L’ambassadeur de Biélorussie en France convoqué

Roman Protassevitch est un ancien rédacteur en chef de Nexta, un média ayant joué un rôle clé dans la récente vague de contestation de la réélection en 2020 du président Loukachenko, qui occupe ces fonctions depuis 1994. Fondé en 2015, Nexta (« Quelqu’un » en biélorusse) avait notamment coordonné les rassemblements à travers la Biélorussie, diffusant des mots d’ordre et permettant de partager les photos et les vidéos des rassemblements et des violences.

L’arrestation du militant a été immédiatement condamnée par la figure de l’opposition biélorusse en exil en Lituanie, Svetlana Tsikhanovskaïa. Sur Twitter, elle a souligné que Roman Protassevitch encourait « la peine de mort ». L’ancienne république soviétique est le dernier pays en Europe à appliquer la peine capitale.

« Le régime a forcé le débarquement de l’avion @Ryanair à Minsk pour arrêter le journaliste et militant Roman Protassevitch. Il risque la peine de mort en Biélorussie. Nous exigeons la libération immédiate de Roman, une enquête de @ICAO [l’Organisation de l’aviation civile internationale] et des sanctions contre la Biélorussie. »

Le président lituanien, Gitanas Nauseda, dont le pays a également accordé le statut de réfugié à Roman Protassevitch, a quant à lui accusé le régime biélorusse d’avoir été derrière cet « acte abject ».

La France a qualifié le « détournement » du vol d’« inacceptable ». « Une réponse ferme et unie des Européens est indispensable », a réagi le ministre des affaires étrangères, Jean-Yves Le Drian, qui a convoqué dimanche soir au Quai d’Orsay l’ambassadeur de Biélorussie en France, Igor Fissenko.

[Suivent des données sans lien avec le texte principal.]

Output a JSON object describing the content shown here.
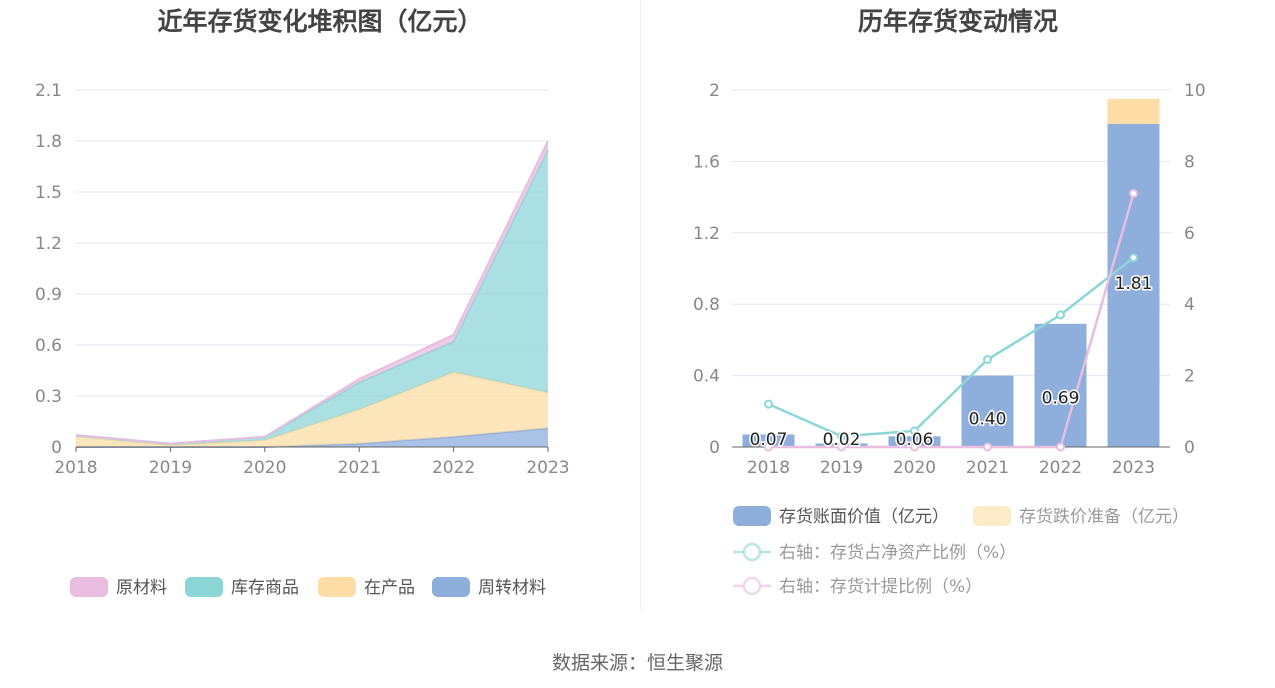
{
  "left": {
    "title": "近年存货变化堆积图（亿元）"
  },
  "right": {
    "title": "历年存货变动情况"
  },
  "footer": "数据来源：恒生聚源",
  "chart_data": [
    {
      "type": "area",
      "stacked": true,
      "title": "近年存货变化堆积图（亿元）",
      "categories": [
        "2018",
        "2019",
        "2020",
        "2021",
        "2022",
        "2023"
      ],
      "ylim": [
        0,
        2.1
      ],
      "yticks": [
        "0",
        "0.3",
        "0.6",
        "0.9",
        "1.2",
        "1.5",
        "1.8",
        "2.1"
      ],
      "grid": true,
      "legend_position": "bottom",
      "series": [
        {
          "name": "周转材料",
          "color": "#8eaedc",
          "values": [
            0.0,
            0.0,
            0.0,
            0.02,
            0.06,
            0.11
          ]
        },
        {
          "name": "在产品",
          "color": "#fddda5",
          "values": [
            0.06,
            0.01,
            0.04,
            0.2,
            0.38,
            0.21
          ]
        },
        {
          "name": "库存商品",
          "color": "#8dd6d8",
          "values": [
            0.01,
            0.01,
            0.02,
            0.16,
            0.18,
            1.43
          ]
        },
        {
          "name": "原材料",
          "color": "#e8bde0",
          "values": [
            0.0,
            0.0,
            0.0,
            0.02,
            0.04,
            0.05
          ]
        }
      ],
      "legend_order": [
        "原材料",
        "库存商品",
        "在产品",
        "周转材料"
      ]
    },
    {
      "type": "bar",
      "title": "历年存货变动情况",
      "categories": [
        "2018",
        "2019",
        "2020",
        "2021",
        "2022",
        "2023"
      ],
      "ylim": [
        0,
        2
      ],
      "yticks": [
        "0",
        "0.4",
        "0.8",
        "1.2",
        "1.6",
        "2"
      ],
      "y2lim": [
        0,
        10
      ],
      "y2ticks": [
        "0",
        "2",
        "4",
        "6",
        "8",
        "10"
      ],
      "grid": true,
      "legend_position": "bottom",
      "bars": [
        {
          "name": "存货账面价值（亿元）",
          "color": "#8eaedc",
          "values": [
            0.07,
            0.02,
            0.06,
            0.4,
            0.69,
            1.81
          ],
          "labels": [
            "0.07",
            "0.02",
            "0.06",
            "0.40",
            "0.69",
            "1.81"
          ]
        },
        {
          "name": "存货跌价准备（亿元）",
          "color": "#fddda5",
          "values": [
            0,
            0,
            0,
            0,
            0,
            0.14
          ]
        }
      ],
      "lines": [
        {
          "name": "右轴：存货占净资产比例（%）",
          "color": "#8dd6d8",
          "values": [
            1.2,
            0.3,
            0.45,
            2.45,
            3.7,
            5.3
          ]
        },
        {
          "name": "右轴：存货计提比例（%）",
          "color": "#e8bde0",
          "values": [
            0,
            0,
            0,
            0,
            0,
            7.1
          ]
        }
      ]
    }
  ]
}
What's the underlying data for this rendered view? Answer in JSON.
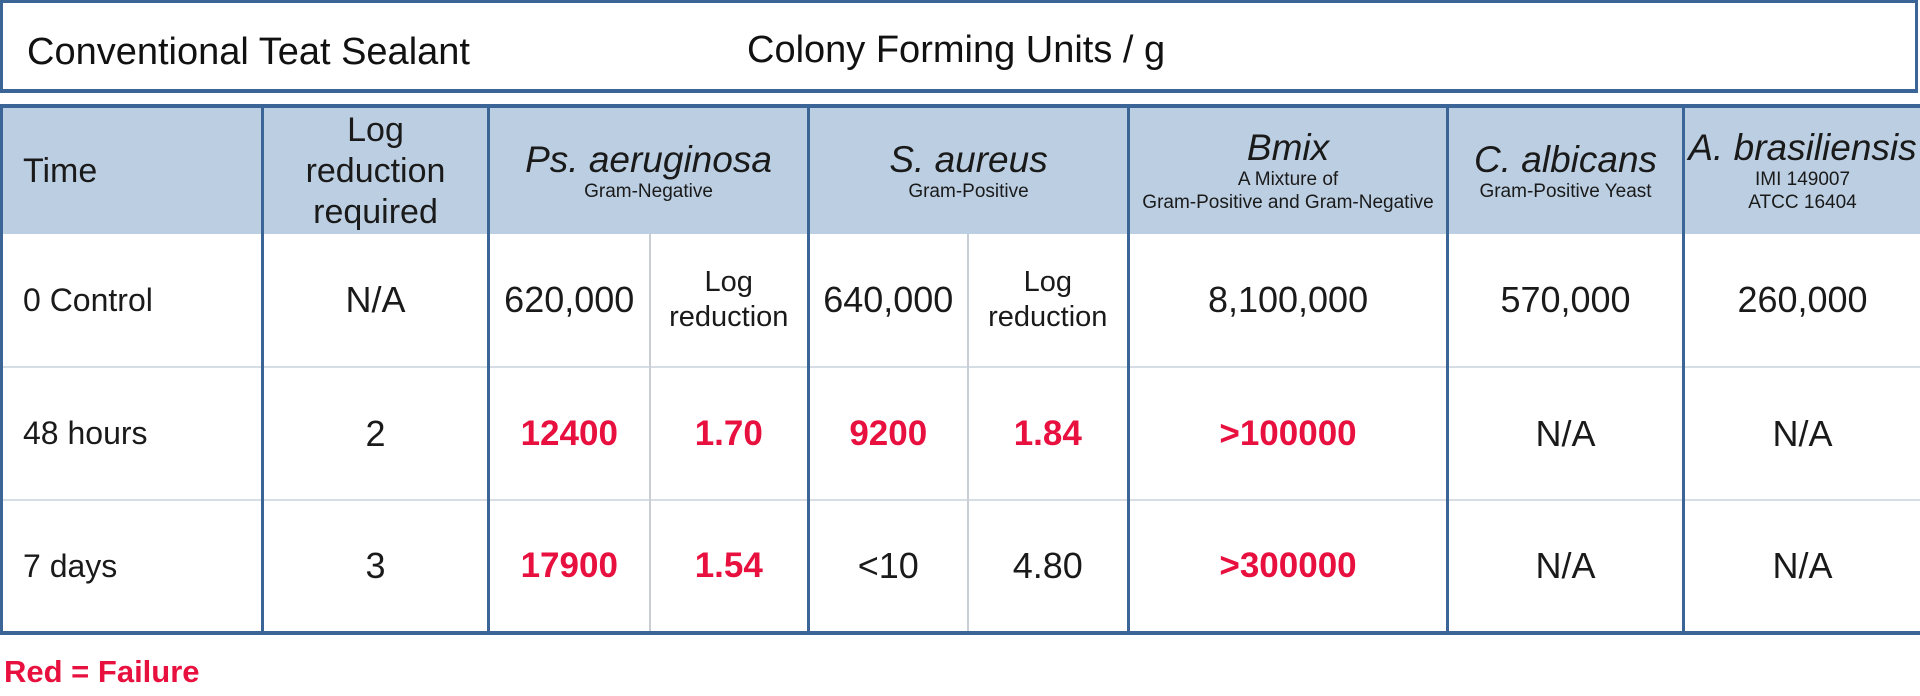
{
  "header": {
    "left_title": "Conventional Teat Sealant",
    "center_title": "Colony Forming Units / g"
  },
  "columns": {
    "time": "Time",
    "log_required": "Log reduction required",
    "ps": {
      "name": "Ps. aeruginosa",
      "sub": "Gram-Negative"
    },
    "sa": {
      "name": "S. aureus",
      "sub": "Gram-Positive"
    },
    "bmix": {
      "name": "Bmix",
      "sub1": "A Mixture of",
      "sub2": "Gram-Positive and Gram-Negative"
    },
    "ca": {
      "name": "C. albicans",
      "sub": "Gram-Positive Yeast"
    },
    "ab": {
      "name": "A. brasiliensis",
      "sub1": "IMI 149007",
      "sub2": "ATCC 16404"
    }
  },
  "rows": [
    {
      "time": "0 Control",
      "log_required": "N/A",
      "ps_cfu": "620,000",
      "ps_log": "Log reduction",
      "sa_cfu": "640,000",
      "sa_log": "Log reduction",
      "bmix": "8,100,000",
      "ca": "570,000",
      "ab": "260,000"
    },
    {
      "time": "48 hours",
      "log_required": "2",
      "ps_cfu": "12400",
      "ps_log": "1.70",
      "sa_cfu": "9200",
      "sa_log": "1.84",
      "bmix": ">100000",
      "ca": "N/A",
      "ab": "N/A"
    },
    {
      "time": "7 days",
      "log_required": "3",
      "ps_cfu": "17900",
      "ps_log": "1.54",
      "sa_cfu": "<10",
      "sa_log": "4.80",
      "bmix": ">300000",
      "ca": "N/A",
      "ab": "N/A"
    }
  ],
  "legend": "Red = Failure",
  "colors": {
    "failure": "#e8103e",
    "header_fill": "#bccfe2",
    "border": "#3c6597"
  }
}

L’Allemagne a réclamé une « explication immédiate » à la Biélorussie sur ces faits, tandis que le premier ministre polonais, Mateusz Morawiecki, a évoqué un « acte de terrorisme d’Etat ». « L’atterrissage forcé d’un avion de ligne au Bélarus aujourd’hui pour arrêter un journaliste est absolument inacceptable », a tweeté le premier ministre irlandais, Micheal Martin, ajoutant que cela provoquait de « grandes inquiétudes » en Europe. Le ministre des affaires étrangères britannique, Dominic Raab, a averti de son côté que « cette action extravagante de Loukachenko [aurait] de graves conséquences ».